Oliver Carding, the CEO of Crypto Kaiju, the new cryptocurrency site CoinJournal and blockchain startup, tells Reverse these last mounds of money could be a sign that the game could emerge as one of the first use cases tested for the crypt, which turned out to be not exceptional as regards the originally planned bitcoin, that is, paying for things.

"Cryptocurrencies and games [are] a perfect match, "explains Carding." Imagine playing a game where you can collect an object that can use the blockchain to prove its scarcity. Imagine buying a collectible item that, once activated, unlocks a character that can be used in a variety of games. "

CryptoKitties.
CryptoKitties.

CryptoKitties FAQs describe the game as "reproducible Beanie Babies" – clearly evoking another famous asset bubble – but has steadily gained traction with two successful funding rounds despite last year collapse in bitcoin prices and subsequent tepid markets.

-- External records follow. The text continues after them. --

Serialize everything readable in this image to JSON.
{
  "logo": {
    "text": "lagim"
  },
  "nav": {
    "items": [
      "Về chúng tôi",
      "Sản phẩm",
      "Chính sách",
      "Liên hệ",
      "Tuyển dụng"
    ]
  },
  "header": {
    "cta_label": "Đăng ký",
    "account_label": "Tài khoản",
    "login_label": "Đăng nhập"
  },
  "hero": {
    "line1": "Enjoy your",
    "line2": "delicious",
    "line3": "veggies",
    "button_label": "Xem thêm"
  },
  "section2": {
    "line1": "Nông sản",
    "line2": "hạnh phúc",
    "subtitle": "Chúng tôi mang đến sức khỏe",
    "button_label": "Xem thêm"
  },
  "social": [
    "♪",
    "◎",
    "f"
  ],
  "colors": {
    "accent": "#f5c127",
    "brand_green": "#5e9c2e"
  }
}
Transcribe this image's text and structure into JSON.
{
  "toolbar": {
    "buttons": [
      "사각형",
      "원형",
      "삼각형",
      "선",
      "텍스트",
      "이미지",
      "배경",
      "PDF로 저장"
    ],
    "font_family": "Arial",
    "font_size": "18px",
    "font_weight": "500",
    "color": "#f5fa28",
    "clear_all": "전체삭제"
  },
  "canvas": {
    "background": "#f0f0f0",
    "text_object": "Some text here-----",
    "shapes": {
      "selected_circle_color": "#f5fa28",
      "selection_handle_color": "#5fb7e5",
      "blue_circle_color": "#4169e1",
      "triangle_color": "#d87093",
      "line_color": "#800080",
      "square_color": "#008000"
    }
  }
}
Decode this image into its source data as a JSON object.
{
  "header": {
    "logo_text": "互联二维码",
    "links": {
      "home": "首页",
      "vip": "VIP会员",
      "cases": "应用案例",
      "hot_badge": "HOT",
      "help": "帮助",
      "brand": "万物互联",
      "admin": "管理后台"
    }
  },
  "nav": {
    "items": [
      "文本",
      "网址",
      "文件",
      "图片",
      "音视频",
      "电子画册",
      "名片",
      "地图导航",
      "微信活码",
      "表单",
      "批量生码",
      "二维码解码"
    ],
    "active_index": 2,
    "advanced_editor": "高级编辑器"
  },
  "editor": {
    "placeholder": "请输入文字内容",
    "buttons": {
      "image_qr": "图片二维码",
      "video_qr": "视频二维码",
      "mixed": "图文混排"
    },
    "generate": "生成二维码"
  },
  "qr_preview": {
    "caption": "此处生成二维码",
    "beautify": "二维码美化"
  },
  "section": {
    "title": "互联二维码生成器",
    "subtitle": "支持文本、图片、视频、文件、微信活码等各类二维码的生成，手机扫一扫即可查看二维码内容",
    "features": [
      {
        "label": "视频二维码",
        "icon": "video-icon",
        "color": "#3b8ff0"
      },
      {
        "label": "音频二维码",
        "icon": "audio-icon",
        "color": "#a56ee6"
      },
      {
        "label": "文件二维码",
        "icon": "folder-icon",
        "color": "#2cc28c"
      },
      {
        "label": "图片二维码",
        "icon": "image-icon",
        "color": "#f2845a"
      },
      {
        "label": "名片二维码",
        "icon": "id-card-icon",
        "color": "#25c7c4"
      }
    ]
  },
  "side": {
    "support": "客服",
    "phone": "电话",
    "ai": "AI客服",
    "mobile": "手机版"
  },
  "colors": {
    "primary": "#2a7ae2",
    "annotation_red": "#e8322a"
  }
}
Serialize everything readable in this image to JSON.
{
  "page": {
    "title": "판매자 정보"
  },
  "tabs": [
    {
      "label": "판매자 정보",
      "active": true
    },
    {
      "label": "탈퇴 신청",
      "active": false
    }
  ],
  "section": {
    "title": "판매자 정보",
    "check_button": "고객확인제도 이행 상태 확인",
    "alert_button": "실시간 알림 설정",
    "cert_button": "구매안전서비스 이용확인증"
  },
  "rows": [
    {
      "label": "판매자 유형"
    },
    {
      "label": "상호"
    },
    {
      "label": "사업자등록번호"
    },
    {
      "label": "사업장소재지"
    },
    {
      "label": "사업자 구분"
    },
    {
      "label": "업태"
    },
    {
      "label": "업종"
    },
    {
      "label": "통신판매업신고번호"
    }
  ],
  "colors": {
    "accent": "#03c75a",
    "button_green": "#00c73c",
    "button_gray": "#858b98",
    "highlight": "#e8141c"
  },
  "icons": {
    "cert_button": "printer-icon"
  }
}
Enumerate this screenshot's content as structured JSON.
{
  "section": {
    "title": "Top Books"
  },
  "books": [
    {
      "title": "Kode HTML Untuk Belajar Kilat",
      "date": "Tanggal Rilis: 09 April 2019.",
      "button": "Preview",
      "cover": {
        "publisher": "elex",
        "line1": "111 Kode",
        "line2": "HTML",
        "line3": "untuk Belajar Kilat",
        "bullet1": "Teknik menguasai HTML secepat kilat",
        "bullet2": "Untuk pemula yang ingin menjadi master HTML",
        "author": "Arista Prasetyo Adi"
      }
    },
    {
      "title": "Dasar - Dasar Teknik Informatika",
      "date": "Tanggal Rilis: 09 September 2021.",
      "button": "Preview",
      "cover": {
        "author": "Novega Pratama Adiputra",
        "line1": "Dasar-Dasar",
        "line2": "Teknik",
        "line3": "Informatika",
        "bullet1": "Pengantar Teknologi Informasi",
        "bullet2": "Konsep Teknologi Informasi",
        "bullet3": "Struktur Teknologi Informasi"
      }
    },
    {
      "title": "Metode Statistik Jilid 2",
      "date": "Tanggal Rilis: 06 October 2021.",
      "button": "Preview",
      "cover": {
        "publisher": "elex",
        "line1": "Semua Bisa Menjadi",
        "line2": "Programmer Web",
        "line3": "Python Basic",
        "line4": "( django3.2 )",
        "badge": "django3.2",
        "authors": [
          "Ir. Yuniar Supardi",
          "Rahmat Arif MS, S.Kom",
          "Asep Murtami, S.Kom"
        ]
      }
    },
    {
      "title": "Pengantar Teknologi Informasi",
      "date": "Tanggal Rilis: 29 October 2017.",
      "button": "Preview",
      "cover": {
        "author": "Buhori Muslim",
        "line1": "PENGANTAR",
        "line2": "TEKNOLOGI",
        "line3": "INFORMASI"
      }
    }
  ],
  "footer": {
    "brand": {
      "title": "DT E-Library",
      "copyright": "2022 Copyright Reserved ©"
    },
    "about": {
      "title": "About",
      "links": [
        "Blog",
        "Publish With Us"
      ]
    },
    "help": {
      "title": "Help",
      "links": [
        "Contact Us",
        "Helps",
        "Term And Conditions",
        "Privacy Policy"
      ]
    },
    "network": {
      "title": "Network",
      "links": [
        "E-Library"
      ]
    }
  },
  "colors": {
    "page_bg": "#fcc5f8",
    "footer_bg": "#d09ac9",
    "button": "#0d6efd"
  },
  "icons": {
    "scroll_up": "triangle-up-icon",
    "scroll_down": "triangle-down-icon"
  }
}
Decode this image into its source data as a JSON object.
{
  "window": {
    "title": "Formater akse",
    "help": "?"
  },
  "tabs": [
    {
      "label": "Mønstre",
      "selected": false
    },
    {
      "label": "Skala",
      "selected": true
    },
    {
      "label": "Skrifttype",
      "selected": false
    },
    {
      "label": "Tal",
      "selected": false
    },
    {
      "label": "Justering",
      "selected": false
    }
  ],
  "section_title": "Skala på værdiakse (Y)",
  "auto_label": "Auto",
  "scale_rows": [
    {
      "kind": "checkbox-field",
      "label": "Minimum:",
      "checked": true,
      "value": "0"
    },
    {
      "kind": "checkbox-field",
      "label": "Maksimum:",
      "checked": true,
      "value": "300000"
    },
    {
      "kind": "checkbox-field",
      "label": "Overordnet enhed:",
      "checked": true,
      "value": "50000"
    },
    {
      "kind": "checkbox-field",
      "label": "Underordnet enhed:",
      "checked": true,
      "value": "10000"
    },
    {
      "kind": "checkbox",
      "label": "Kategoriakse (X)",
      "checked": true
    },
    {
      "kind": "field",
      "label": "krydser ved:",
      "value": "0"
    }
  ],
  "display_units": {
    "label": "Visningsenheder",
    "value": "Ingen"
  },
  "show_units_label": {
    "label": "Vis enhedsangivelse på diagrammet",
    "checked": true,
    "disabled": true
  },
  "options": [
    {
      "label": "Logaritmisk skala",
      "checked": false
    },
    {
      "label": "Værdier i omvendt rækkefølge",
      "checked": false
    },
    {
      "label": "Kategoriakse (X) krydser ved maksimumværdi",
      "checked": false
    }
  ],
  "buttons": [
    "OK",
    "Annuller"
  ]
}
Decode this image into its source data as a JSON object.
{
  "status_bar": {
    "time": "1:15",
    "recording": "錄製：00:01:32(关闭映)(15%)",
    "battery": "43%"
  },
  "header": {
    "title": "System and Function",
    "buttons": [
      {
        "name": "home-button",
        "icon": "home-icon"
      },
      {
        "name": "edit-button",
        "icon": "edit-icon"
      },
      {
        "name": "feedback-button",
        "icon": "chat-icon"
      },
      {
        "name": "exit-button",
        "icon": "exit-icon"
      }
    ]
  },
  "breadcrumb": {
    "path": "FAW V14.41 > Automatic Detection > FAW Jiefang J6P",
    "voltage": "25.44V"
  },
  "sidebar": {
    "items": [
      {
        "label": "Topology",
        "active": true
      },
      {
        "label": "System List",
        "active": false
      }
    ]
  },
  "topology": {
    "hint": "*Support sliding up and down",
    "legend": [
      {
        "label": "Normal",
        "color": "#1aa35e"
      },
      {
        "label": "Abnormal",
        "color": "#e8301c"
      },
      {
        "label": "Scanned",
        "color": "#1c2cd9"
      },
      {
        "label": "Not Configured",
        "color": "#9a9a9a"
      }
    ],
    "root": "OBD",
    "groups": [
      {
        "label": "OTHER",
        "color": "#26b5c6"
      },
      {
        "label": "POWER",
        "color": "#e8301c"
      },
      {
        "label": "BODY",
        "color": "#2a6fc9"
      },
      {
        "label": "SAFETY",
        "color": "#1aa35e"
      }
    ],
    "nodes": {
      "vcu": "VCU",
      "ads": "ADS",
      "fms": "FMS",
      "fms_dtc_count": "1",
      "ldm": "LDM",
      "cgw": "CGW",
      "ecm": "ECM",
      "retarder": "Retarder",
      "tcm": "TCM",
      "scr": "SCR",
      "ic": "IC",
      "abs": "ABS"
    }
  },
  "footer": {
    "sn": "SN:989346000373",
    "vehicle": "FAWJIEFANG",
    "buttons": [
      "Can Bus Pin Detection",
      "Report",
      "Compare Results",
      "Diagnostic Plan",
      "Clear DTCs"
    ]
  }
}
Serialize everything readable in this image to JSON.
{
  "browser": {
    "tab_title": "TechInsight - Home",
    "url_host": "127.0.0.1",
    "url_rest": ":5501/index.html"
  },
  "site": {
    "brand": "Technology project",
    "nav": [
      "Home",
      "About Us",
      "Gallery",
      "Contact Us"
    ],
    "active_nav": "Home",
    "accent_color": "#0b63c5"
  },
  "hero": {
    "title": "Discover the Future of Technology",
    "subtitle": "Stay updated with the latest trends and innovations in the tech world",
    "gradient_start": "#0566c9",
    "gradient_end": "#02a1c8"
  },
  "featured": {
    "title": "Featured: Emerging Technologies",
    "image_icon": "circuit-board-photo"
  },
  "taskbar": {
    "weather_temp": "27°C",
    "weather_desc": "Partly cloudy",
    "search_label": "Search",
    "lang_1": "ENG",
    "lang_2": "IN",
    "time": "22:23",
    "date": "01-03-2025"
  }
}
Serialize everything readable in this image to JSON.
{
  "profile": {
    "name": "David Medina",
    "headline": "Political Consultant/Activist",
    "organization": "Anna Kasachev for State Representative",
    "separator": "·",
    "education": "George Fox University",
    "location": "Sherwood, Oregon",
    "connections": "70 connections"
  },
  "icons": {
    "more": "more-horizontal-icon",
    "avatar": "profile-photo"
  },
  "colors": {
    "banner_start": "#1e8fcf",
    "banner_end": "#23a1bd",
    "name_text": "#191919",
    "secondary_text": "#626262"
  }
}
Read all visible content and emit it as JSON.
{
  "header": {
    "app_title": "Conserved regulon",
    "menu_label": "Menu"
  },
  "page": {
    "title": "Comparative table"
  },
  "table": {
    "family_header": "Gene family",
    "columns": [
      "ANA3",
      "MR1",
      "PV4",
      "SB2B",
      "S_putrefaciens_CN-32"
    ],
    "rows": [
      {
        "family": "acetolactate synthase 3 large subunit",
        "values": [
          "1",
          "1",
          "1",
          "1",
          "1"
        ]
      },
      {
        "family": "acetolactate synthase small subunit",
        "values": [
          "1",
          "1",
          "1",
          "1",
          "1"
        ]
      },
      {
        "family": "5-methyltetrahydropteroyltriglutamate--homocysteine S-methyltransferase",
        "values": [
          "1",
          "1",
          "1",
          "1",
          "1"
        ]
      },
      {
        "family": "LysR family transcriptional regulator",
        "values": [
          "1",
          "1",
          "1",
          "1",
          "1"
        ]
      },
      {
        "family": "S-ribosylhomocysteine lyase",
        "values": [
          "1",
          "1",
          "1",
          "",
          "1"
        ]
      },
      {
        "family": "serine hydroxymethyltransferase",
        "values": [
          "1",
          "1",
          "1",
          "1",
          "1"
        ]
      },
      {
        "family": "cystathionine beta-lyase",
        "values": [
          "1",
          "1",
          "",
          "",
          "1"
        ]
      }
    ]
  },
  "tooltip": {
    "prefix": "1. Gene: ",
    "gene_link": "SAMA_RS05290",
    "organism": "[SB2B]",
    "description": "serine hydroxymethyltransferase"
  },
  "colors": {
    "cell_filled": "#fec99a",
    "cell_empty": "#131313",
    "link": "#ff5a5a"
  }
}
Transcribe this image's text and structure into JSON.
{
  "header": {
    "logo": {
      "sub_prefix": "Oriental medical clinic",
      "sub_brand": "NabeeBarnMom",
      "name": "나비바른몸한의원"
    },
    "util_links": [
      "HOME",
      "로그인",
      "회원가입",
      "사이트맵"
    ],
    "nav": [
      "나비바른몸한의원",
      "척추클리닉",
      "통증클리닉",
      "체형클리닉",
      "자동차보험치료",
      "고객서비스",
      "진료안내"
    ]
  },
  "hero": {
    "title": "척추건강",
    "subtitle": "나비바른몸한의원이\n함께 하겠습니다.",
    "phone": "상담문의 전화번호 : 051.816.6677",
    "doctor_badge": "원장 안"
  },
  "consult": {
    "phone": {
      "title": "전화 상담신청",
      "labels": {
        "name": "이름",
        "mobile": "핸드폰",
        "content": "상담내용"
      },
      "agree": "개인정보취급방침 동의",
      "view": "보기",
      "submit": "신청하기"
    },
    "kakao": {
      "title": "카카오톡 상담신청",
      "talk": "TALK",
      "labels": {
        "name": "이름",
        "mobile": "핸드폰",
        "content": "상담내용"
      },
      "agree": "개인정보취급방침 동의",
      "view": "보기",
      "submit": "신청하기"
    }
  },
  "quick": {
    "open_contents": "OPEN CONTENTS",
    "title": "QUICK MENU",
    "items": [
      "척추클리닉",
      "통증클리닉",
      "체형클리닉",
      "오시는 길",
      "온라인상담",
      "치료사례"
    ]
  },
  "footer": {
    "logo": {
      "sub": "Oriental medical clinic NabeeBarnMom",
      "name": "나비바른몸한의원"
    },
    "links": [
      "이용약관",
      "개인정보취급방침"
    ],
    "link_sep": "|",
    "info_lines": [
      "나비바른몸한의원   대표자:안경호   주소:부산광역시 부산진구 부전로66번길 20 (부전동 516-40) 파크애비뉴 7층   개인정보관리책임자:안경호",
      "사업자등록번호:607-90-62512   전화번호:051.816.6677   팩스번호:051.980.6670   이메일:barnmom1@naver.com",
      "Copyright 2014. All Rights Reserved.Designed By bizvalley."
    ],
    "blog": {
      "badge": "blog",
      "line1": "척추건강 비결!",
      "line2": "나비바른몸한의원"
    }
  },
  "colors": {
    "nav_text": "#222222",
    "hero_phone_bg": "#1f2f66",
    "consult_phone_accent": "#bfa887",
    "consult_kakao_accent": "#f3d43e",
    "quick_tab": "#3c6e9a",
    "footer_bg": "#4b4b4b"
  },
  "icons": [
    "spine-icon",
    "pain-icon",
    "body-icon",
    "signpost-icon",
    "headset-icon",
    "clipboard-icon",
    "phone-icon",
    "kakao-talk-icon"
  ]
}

The game works on a non-fungible token Ethereum ERC-721 which is used to create unique feline exchange cards that users can buy and exchange.

A new CryptoKitty will be generated every 15 minutes until November 2018, at which point players will have to breed existing cats to create new ones. These constraints create scarcity and can drive up the prices of certain cats, like a very rare one that has been sold for $ 106,000.

There are no game moderators or central authorities that supervise CryptoKitties, with everything decentralized and tracked on the blockchain. That permanent online disc is designed to secure the kittens you buy and the money you spend will not disappear from one day to the next. Carding believes that this is the detail that could trigger a wave of blockchain-based games that translate into massive and secure online markets.

"The possibilities are endless and I expect the connection between blockchain and gaming to grow and continue to mature while publishers and game creators realize the potential," he explains.